On l’oublie parfois, les Gaulois, avant d’être soumis par Jules César en 50 av. J.-C., ont mis à sac la ville de Rome en 390 av. J.-C. Cette défaite traumatisante pour les Romains a mis en évidence la faiblesse de l’organisation de leur armée, héritée du modèle grecque en phalange et peu adaptée aux terrains accidentés. Les Romains abandonnent alors ce modèle pour un modèle plus souple décomposé en manipules et petites unités – les contubernium, souvent décrit comme des « phalanges articulées ».

Un peu de mathématiques

Le schéma ci-dessous vous aidera à vous y retrouver… L’organisation et les effectifs des légions romaines ont variés dans le temps, ceux donnés ici correspondent à ceux d’une légion de l’époque des guerres puniques.
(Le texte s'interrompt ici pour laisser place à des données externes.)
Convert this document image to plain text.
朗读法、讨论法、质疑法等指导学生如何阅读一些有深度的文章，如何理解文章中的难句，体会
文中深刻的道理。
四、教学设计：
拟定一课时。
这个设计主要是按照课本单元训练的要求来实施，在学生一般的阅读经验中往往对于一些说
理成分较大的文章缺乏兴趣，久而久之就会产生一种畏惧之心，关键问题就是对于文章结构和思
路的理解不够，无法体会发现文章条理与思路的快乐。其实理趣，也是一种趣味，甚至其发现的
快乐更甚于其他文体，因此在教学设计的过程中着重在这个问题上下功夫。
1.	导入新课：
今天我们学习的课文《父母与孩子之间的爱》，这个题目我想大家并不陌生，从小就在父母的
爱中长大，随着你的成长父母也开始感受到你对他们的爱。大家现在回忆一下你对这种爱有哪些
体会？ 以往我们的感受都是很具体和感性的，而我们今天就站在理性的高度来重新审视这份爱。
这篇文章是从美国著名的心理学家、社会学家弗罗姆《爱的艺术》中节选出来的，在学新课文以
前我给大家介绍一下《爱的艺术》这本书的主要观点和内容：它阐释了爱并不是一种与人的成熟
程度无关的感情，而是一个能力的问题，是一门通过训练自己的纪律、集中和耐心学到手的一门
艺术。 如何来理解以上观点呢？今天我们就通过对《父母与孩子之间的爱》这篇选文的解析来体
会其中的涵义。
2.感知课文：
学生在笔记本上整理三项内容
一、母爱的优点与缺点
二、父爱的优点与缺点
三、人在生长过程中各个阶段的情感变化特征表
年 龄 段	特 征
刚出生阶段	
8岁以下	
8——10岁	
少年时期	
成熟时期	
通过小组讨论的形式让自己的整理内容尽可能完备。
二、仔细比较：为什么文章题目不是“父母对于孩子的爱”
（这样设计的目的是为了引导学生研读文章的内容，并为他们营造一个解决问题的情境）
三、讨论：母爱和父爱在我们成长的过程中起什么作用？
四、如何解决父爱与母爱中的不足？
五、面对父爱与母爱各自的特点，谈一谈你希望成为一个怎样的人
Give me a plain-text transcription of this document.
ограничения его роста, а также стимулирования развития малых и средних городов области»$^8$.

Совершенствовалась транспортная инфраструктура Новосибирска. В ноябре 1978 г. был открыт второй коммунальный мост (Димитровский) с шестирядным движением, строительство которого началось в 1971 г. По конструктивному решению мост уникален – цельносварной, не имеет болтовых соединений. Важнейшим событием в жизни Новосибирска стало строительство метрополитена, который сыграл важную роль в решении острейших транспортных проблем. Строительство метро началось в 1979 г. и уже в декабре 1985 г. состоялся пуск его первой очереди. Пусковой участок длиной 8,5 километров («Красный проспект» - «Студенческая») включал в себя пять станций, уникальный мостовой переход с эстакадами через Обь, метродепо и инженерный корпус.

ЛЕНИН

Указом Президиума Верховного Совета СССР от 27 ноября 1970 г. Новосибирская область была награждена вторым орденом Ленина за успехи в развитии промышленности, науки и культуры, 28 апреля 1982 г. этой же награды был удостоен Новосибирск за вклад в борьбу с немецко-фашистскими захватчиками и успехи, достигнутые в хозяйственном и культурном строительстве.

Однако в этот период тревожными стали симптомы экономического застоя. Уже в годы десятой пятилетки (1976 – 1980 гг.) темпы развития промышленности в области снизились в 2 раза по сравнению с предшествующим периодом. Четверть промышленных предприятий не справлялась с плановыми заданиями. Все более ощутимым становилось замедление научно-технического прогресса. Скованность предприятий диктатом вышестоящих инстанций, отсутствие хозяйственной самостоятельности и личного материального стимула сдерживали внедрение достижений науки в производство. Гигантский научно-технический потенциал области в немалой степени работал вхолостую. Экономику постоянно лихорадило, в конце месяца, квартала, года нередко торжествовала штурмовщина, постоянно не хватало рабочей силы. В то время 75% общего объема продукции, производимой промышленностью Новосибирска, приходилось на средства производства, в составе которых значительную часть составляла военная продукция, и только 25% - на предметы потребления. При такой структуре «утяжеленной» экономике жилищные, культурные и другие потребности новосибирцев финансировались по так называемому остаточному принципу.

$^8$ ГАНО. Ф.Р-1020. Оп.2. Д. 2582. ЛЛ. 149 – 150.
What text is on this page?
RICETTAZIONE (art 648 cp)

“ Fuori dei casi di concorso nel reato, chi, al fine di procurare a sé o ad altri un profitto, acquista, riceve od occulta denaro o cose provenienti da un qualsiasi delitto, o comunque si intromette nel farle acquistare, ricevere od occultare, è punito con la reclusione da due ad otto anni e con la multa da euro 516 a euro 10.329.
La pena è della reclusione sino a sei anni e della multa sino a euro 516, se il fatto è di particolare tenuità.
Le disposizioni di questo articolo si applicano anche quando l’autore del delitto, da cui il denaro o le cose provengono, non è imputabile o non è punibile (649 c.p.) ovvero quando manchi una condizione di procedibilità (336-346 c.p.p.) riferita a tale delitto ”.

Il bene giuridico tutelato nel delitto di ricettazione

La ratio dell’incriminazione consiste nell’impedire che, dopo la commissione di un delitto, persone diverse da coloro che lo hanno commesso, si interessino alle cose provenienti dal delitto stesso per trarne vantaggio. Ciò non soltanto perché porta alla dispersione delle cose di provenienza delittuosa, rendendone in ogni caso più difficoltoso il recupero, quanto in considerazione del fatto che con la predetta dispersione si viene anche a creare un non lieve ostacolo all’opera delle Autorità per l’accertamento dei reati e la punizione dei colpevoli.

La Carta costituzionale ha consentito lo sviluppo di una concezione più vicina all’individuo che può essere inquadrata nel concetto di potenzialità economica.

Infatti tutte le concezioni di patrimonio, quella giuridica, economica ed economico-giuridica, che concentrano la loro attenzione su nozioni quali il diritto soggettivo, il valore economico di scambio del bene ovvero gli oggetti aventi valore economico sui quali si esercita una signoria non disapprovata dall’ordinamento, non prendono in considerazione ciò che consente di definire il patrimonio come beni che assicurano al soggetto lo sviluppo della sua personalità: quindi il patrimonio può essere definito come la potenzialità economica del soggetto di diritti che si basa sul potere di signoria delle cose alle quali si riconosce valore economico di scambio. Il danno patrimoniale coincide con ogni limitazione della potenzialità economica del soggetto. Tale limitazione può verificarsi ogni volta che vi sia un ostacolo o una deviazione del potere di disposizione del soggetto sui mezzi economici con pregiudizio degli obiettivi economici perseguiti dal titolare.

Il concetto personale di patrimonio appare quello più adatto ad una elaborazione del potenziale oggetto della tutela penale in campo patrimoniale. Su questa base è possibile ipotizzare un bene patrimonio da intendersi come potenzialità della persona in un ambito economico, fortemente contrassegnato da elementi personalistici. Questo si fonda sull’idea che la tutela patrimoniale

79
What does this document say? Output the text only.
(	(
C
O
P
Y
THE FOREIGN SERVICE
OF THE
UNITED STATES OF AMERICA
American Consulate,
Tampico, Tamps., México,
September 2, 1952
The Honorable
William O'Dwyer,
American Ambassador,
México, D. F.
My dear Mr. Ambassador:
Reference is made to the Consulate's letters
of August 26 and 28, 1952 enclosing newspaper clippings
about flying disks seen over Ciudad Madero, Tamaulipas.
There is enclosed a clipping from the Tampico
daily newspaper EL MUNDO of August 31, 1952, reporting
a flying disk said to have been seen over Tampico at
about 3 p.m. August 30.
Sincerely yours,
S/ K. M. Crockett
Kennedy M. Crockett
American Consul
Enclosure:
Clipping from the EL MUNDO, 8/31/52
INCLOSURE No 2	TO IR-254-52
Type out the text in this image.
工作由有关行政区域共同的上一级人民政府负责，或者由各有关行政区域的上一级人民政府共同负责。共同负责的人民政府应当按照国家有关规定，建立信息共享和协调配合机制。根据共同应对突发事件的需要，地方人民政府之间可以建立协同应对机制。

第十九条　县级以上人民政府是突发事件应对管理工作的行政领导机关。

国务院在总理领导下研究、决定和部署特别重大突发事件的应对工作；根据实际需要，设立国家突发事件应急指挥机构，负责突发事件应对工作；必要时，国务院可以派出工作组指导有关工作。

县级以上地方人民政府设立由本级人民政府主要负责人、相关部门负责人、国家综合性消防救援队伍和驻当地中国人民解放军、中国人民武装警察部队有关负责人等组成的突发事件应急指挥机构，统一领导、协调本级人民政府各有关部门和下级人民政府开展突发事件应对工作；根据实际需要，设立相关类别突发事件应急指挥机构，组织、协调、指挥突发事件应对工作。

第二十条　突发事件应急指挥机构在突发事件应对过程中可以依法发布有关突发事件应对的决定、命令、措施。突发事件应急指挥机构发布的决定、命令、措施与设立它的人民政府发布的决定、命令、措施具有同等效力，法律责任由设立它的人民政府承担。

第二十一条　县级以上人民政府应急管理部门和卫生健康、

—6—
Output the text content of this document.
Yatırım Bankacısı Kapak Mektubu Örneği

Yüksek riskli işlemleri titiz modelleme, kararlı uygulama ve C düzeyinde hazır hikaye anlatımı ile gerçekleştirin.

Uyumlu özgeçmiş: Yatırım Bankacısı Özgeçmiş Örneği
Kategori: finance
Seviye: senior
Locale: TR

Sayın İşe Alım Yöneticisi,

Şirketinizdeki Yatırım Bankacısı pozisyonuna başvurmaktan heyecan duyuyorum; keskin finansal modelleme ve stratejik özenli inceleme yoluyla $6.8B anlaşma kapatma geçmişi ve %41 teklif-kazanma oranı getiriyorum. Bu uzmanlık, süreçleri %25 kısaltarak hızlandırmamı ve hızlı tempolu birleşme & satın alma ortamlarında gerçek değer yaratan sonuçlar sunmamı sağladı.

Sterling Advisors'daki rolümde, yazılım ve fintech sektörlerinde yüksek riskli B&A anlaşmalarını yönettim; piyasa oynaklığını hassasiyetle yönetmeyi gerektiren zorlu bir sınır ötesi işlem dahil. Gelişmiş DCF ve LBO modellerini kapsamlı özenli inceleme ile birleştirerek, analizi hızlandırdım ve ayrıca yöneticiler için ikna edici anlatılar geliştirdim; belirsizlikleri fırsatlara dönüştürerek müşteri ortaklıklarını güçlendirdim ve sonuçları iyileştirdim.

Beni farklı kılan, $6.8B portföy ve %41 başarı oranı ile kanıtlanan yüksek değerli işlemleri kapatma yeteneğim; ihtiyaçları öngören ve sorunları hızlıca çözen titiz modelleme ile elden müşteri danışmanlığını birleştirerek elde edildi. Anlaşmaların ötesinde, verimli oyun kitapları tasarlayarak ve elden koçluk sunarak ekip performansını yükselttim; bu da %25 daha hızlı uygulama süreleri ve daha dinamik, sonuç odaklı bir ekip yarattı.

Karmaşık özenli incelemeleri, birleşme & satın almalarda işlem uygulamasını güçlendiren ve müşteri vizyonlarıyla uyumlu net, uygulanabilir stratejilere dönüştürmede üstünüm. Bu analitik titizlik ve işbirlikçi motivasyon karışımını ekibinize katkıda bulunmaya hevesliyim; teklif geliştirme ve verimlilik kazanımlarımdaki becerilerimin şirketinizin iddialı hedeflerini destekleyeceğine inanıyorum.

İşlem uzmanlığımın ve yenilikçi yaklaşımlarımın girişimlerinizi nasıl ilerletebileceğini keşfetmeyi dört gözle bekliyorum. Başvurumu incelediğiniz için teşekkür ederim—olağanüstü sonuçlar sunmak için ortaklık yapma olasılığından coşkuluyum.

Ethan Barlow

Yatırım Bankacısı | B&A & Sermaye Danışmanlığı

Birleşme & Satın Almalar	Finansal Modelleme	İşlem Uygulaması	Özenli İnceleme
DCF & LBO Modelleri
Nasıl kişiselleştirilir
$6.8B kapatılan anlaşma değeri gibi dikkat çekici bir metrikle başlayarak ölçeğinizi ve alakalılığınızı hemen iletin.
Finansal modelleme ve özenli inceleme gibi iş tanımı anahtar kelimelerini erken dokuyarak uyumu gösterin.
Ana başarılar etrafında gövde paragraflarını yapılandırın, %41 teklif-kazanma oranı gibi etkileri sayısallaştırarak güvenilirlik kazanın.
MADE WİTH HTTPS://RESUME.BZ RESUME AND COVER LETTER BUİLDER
Structure d'une légion romaine

Une légion compte dix cohortes, la première (celle à gauche dans le schéma) regroupe seulement cinq centuries de cent soixante hommes. Elle forme l’élite de la légion. Les neuf autres cohortes comptent six centuries de quatre-vingt hommes. Sachant que l’unité de base est le contubernium de huit hommes, une légion comprend donc 640 contubernia, soit 5 120 légionnaires.

Et l’agilité dans tout ça ?

Constatons d’abord que les Romains ont découpé leur phalanges des débuts en unités plus petites et plus souples notamment en terrains accidentés, appliquant en cela une des pratiques bien connues de l’agilité : l’art du découpage !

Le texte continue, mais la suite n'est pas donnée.